Now this is not for the weak of heart or those with major control issues. Since this is a long-term investing strategy, it means that you'll have to deal with seeing the short term volatility of the market as the value of your stocks will go up and down at the drop of a hat. Thus you'll need either a strong stomach or the discipline to NOT check the value of your stocks every day. If anything, just keep to date on the companies that you've decided to work with to make sure they haven't been brainwashed by aliens or had epiphanies requiring that they donate all their assets to charity.

Also, keep a tight portfolio. I've done my fair share of experimentation and now I'm stuck with a few stocks that I can't dump until they go back to a level where I can at least break even in the sale. Some would say that 2-3 stocks is more than enough while others state that your upper limit is 5. That generally makes sense to me, especially for your average investor just wanting to build a nest egg for the future.

What's so great about all this then?

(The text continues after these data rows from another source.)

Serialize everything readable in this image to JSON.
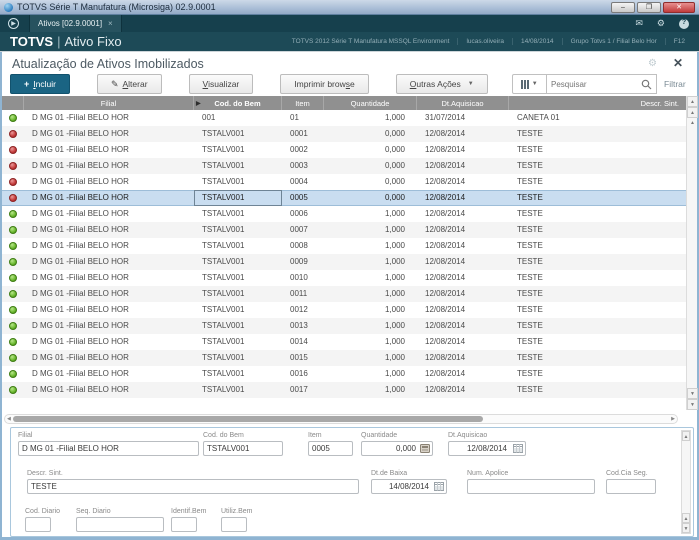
{
  "window": {
    "title": "TOTVS Série T Manufatura (Microsiga) 02.9.0001",
    "controls": {
      "minimize": "–",
      "maximize": "❐",
      "close": "✕"
    }
  },
  "tabbar": {
    "tab_label": "Ativos [02.9.0001]",
    "tab_close": "×",
    "icons": {
      "mail": "✉",
      "gear": "⚙",
      "help": "?"
    }
  },
  "header": {
    "brand": "TOTVS",
    "separator": "|",
    "module": "Ativo Fixo",
    "info": [
      "TOTVS 2012 Série T Manufatura MSSQL Environment",
      "lucas.oliveira",
      "14/08/2014",
      "Grupo Totvs 1 / Filial Belo Hor",
      "F12"
    ]
  },
  "page": {
    "title": "Atualização de Ativos Imobilizados",
    "gear_icon": "⚙",
    "close_icon": "✕"
  },
  "toolbar": {
    "buttons": [
      {
        "label": "Incluir",
        "accesskey": "I",
        "primary": true,
        "icon": "plus",
        "glyph": "+"
      },
      {
        "label": "Alterar",
        "accesskey": "A",
        "icon": "pencil",
        "glyph": "✎"
      },
      {
        "label": "Visualizar",
        "accesskey": "V"
      },
      {
        "label": "Imprimir browse",
        "accesskey": "s"
      },
      {
        "label": "Outras Ações",
        "accesskey": "O",
        "caret": true
      }
    ],
    "search_placeholder": "Pesquisar",
    "filter_label": "Filtrar"
  },
  "table": {
    "columns": [
      "Filial",
      "Cod. do Bem",
      "Item",
      "Quantidade",
      "Dt.Aquisicao",
      "Descr. Sint."
    ],
    "sort_column_index": 1,
    "selected_row_index": 5,
    "rows": [
      {
        "status": "green",
        "filial": "D MG 01 -Filial BELO HOR",
        "cod": "001",
        "item": "01",
        "qty": "1,000",
        "date": "31/07/2014",
        "desc": "CANETA 01"
      },
      {
        "status": "red",
        "filial": "D MG 01 -Filial BELO HOR",
        "cod": "TSTALV001",
        "item": "0001",
        "qty": "0,000",
        "date": "12/08/2014",
        "desc": "TESTE"
      },
      {
        "status": "red",
        "filial": "D MG 01 -Filial BELO HOR",
        "cod": "TSTALV001",
        "item": "0002",
        "qty": "0,000",
        "date": "12/08/2014",
        "desc": "TESTE"
      },
      {
        "status": "red",
        "filial": "D MG 01 -Filial BELO HOR",
        "cod": "TSTALV001",
        "item": "0003",
        "qty": "0,000",
        "date": "12/08/2014",
        "desc": "TESTE"
      },
      {
        "status": "red",
        "filial": "D MG 01 -Filial BELO HOR",
        "cod": "TSTALV001",
        "item": "0004",
        "qty": "0,000",
        "date": "12/08/2014",
        "desc": "TESTE"
      },
      {
        "status": "red",
        "filial": "D MG 01 -Filial BELO HOR",
        "cod": "TSTALV001",
        "item": "0005",
        "qty": "0,000",
        "date": "12/08/2014",
        "desc": "TESTE",
        "selected": true
      },
      {
        "status": "green",
        "filial": "D MG 01 -Filial BELO HOR",
        "cod": "TSTALV001",
        "item": "0006",
        "qty": "1,000",
        "date": "12/08/2014",
        "desc": "TESTE"
      },
      {
        "status": "green",
        "filial": "D MG 01 -Filial BELO HOR",
        "cod": "TSTALV001",
        "item": "0007",
        "qty": "1,000",
        "date": "12/08/2014",
        "desc": "TESTE"
      },
      {
        "status": "green",
        "filial": "D MG 01 -Filial BELO HOR",
        "cod": "TSTALV001",
        "item": "0008",
        "qty": "1,000",
        "date": "12/08/2014",
        "desc": "TESTE"
      },
      {
        "status": "green",
        "filial": "D MG 01 -Filial BELO HOR",
        "cod": "TSTALV001",
        "item": "0009",
        "qty": "1,000",
        "date": "12/08/2014",
        "desc": "TESTE"
      },
      {
        "status": "green",
        "filial": "D MG 01 -Filial BELO HOR",
        "cod": "TSTALV001",
        "item": "0010",
        "qty": "1,000",
        "date": "12/08/2014",
        "desc": "TESTE"
      },
      {
        "status": "green",
        "filial": "D MG 01 -Filial BELO HOR",
        "cod": "TSTALV001",
        "item": "0011",
        "qty": "1,000",
        "date": "12/08/2014",
        "desc": "TESTE"
      },
      {
        "status": "green",
        "filial": "D MG 01 -Filial BELO HOR",
        "cod": "TSTALV001",
        "item": "0012",
        "qty": "1,000",
        "date": "12/08/2014",
        "desc": "TESTE"
      },
      {
        "status": "green",
        "filial": "D MG 01 -Filial BELO HOR",
        "cod": "TSTALV001",
        "item": "0013",
        "qty": "1,000",
        "date": "12/08/2014",
        "desc": "TESTE"
      },
      {
        "status": "green",
        "filial": "D MG 01 -Filial BELO HOR",
        "cod": "TSTALV001",
        "item": "0014",
        "qty": "1,000",
        "date": "12/08/2014",
        "desc": "TESTE"
      },
      {
        "status": "green",
        "filial": "D MG 01 -Filial BELO HOR",
        "cod": "TSTALV001",
        "item": "0015",
        "qty": "1,000",
        "date": "12/08/2014",
        "desc": "TESTE"
      },
      {
        "status": "green",
        "filial": "D MG 01 -Filial BELO HOR",
        "cod": "TSTALV001",
        "item": "0016",
        "qty": "1,000",
        "date": "12/08/2014",
        "desc": "TESTE"
      },
      {
        "status": "green",
        "filial": "D MG 01 -Filial BELO HOR",
        "cod": "TSTALV001",
        "item": "0017",
        "qty": "1,000",
        "date": "12/08/2014",
        "desc": "TESTE"
      }
    ]
  },
  "form": {
    "fields": {
      "filial": {
        "label": "Filial",
        "value": "D MG 01 -Filial BELO HOR"
      },
      "cod_bem": {
        "label": "Cod. do Bem",
        "value": "TSTALV001"
      },
      "item": {
        "label": "Item",
        "value": "0005"
      },
      "quantidade": {
        "label": "Quantidade",
        "value": "0,000"
      },
      "dt_aquisicao": {
        "label": "Dt.Aquisicao",
        "value": "12/08/2014"
      },
      "descr_sint": {
        "label": "Descr. Sint.",
        "value": "TESTE"
      },
      "dt_baixa": {
        "label": "Dt.de Baixa",
        "value": "14/08/2014"
      },
      "num_apolice": {
        "label": "Num. Apolice",
        "value": ""
      },
      "cod_cia_seg": {
        "label": "Cod.Cia Seg.",
        "value": ""
      },
      "cod_diario": {
        "label": "Cod. Diario",
        "value": ""
      },
      "seq_diario": {
        "label": "Seq. Diario",
        "value": ""
      },
      "identif_bem": {
        "label": "Identif.Bem",
        "value": ""
      },
      "utiliz_bem": {
        "label": "Utiliz.Bem",
        "value": ""
      }
    }
  },
  "colors": {
    "accent": "#1a6483",
    "header_teal": "#1d4a57",
    "selected_row": "#c9ddf0",
    "status_green": "#6ab82e",
    "status_red": "#c43b3b",
    "grid_header_gray": "#909090"
  }
}
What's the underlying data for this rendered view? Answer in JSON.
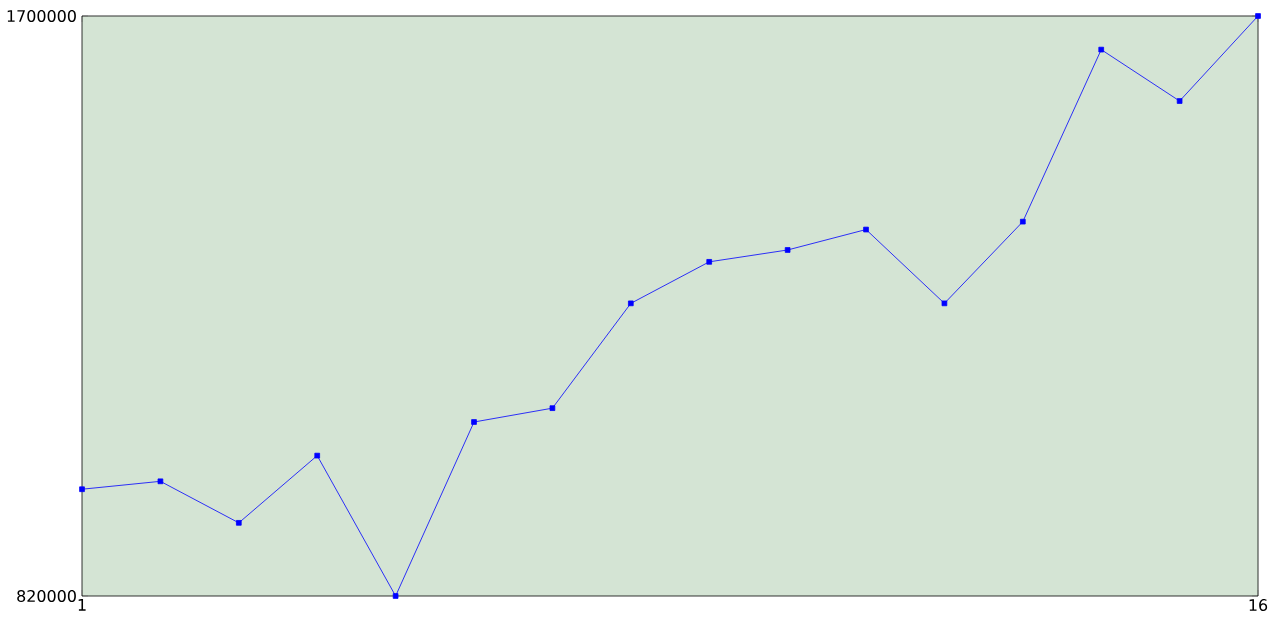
{
  "chart_data": {
    "type": "line",
    "x": [
      1,
      2,
      3,
      4,
      5,
      6,
      7,
      8,
      9,
      10,
      11,
      12,
      13,
      14,
      15,
      16
    ],
    "series": [
      {
        "color": "#0000ff",
        "values": [
          982000,
          994000,
          931000,
          1033000,
          820000,
          1084000,
          1105000,
          1264000,
          1327000,
          1345000,
          1376000,
          1264000,
          1388000,
          1649000,
          1571000,
          1700000
        ]
      }
    ],
    "xlim": [
      1,
      16
    ],
    "ylim": [
      820000,
      1700000
    ],
    "xticks": [
      1,
      16
    ],
    "yticks": [
      820000,
      1700000
    ],
    "marker": "square",
    "line_style": "solid",
    "grid": false
  }
}
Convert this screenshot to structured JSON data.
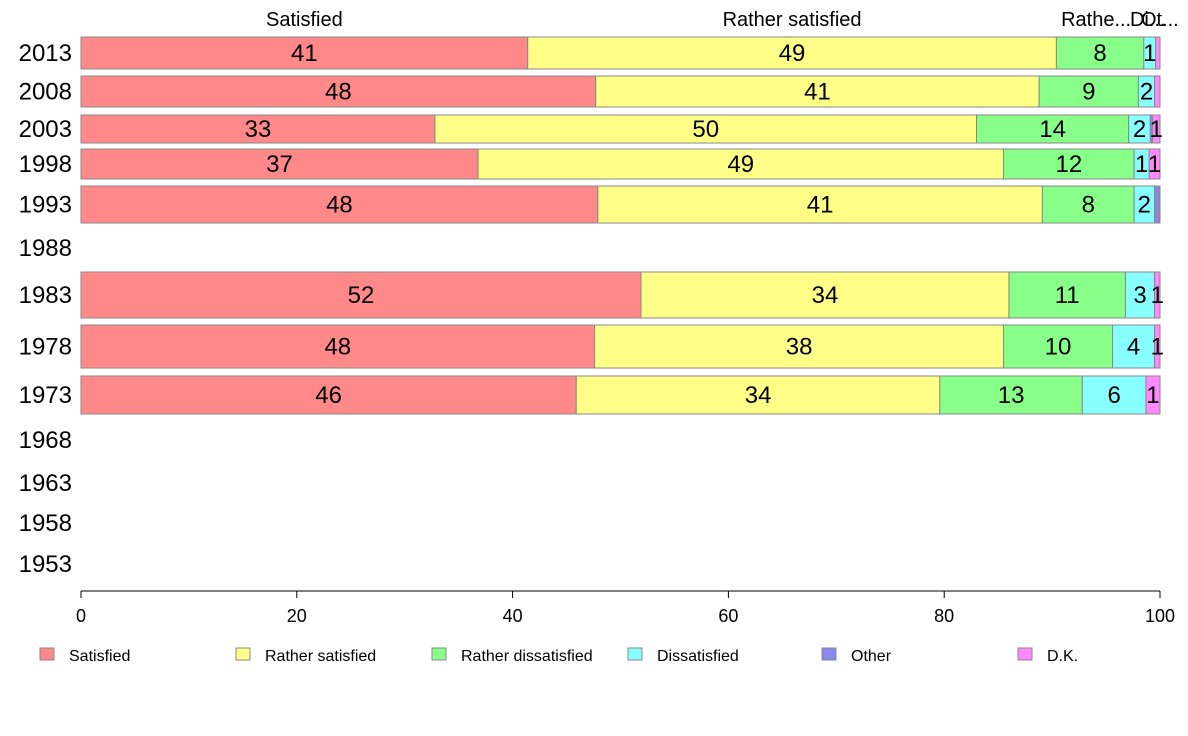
{
  "chart_data": {
    "type": "bar",
    "orientation": "horizontal",
    "stacked": true,
    "categories": [
      "2013",
      "2008",
      "2003",
      "1998",
      "1993",
      "1988",
      "1983",
      "1978",
      "1973",
      "1968",
      "1963",
      "1958",
      "1953"
    ],
    "series": [
      {
        "name": "Satisfied",
        "color": "#ff8888",
        "values": [
          41.4,
          47.7,
          32.8,
          36.8,
          47.9,
          null,
          51.9,
          47.6,
          45.9,
          null,
          null,
          null,
          null
        ]
      },
      {
        "name": "Rather satisfied",
        "color": "#ffff88",
        "values": [
          49.0,
          41.1,
          50.2,
          48.7,
          41.2,
          null,
          34.1,
          37.9,
          33.7,
          null,
          null,
          null,
          null
        ]
      },
      {
        "name": "Rather dissatisfied",
        "color": "#88ff88",
        "values": [
          8.1,
          9.2,
          14.1,
          12.1,
          8.5,
          null,
          10.8,
          10.1,
          13.2,
          null,
          null,
          null,
          null
        ]
      },
      {
        "name": "Dissatisfied",
        "color": "#88ffff",
        "values": [
          1.1,
          1.5,
          2.0,
          1.4,
          1.9,
          null,
          2.7,
          3.9,
          5.9,
          null,
          null,
          null,
          null
        ]
      },
      {
        "name": "Other",
        "color": "#8888ee",
        "values": [
          0,
          0,
          0.2,
          0,
          0.4,
          null,
          0,
          0,
          0,
          null,
          null,
          null,
          null
        ]
      },
      {
        "name": "D.K.",
        "color": "#ff88ff",
        "values": [
          0.4,
          0.5,
          0.7,
          1.0,
          0.1,
          null,
          0.5,
          0.5,
          1.3,
          null,
          null,
          null,
          null
        ]
      }
    ],
    "value_labels": [
      [
        "41",
        "49",
        "8",
        "1",
        "",
        ""
      ],
      [
        "48",
        "41",
        "9",
        "2",
        "",
        ""
      ],
      [
        "33",
        "50",
        "14",
        "2",
        "",
        "1"
      ],
      [
        "37",
        "49",
        "12",
        "1",
        "",
        "1"
      ],
      [
        "48",
        "41",
        "8",
        "2",
        "",
        ""
      ],
      [
        "",
        "",
        "",
        "",
        "",
        ""
      ],
      [
        "52",
        "34",
        "11",
        "3",
        "",
        "1"
      ],
      [
        "48",
        "38",
        "10",
        "4",
        "",
        "1"
      ],
      [
        "46",
        "34",
        "13",
        "6",
        "",
        "1"
      ],
      [
        "",
        "",
        "",
        "",
        "",
        ""
      ],
      [
        "",
        "",
        "",
        "",
        "",
        ""
      ],
      [
        "",
        "",
        "",
        "",
        "",
        ""
      ],
      [
        "",
        "",
        "",
        "",
        "",
        ""
      ]
    ],
    "top_labels": [
      "Satisfied",
      "Rather satisfied",
      "Rathe...",
      "Di...",
      "Ot..."
    ],
    "xlim": [
      0,
      100
    ],
    "xticks": [
      0,
      20,
      40,
      60,
      80,
      100
    ],
    "legend_position": "bottom",
    "grid": false
  }
}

Why go to through all this stress? In the long run, it means that your money will grow as the companies do and their rate of growth will be a heck of a lot more than the 0.5% you're getting from your savings account. Heck, it'll be even better than the 3.5% you're getting in your slow-growing time deposits. While it's true that you could make EVEN MORE money by actively trading, not everyone is built for that sort of thing. Thus instead here's a strategy for long term and steady growth that will be a pretty big deal in the future when you're thinking about quitting your job and running a golden retriever plantation.

So let's all embark on this investment adventure together! The math is pretty sound and the long-term results promise to be pretty good indeed.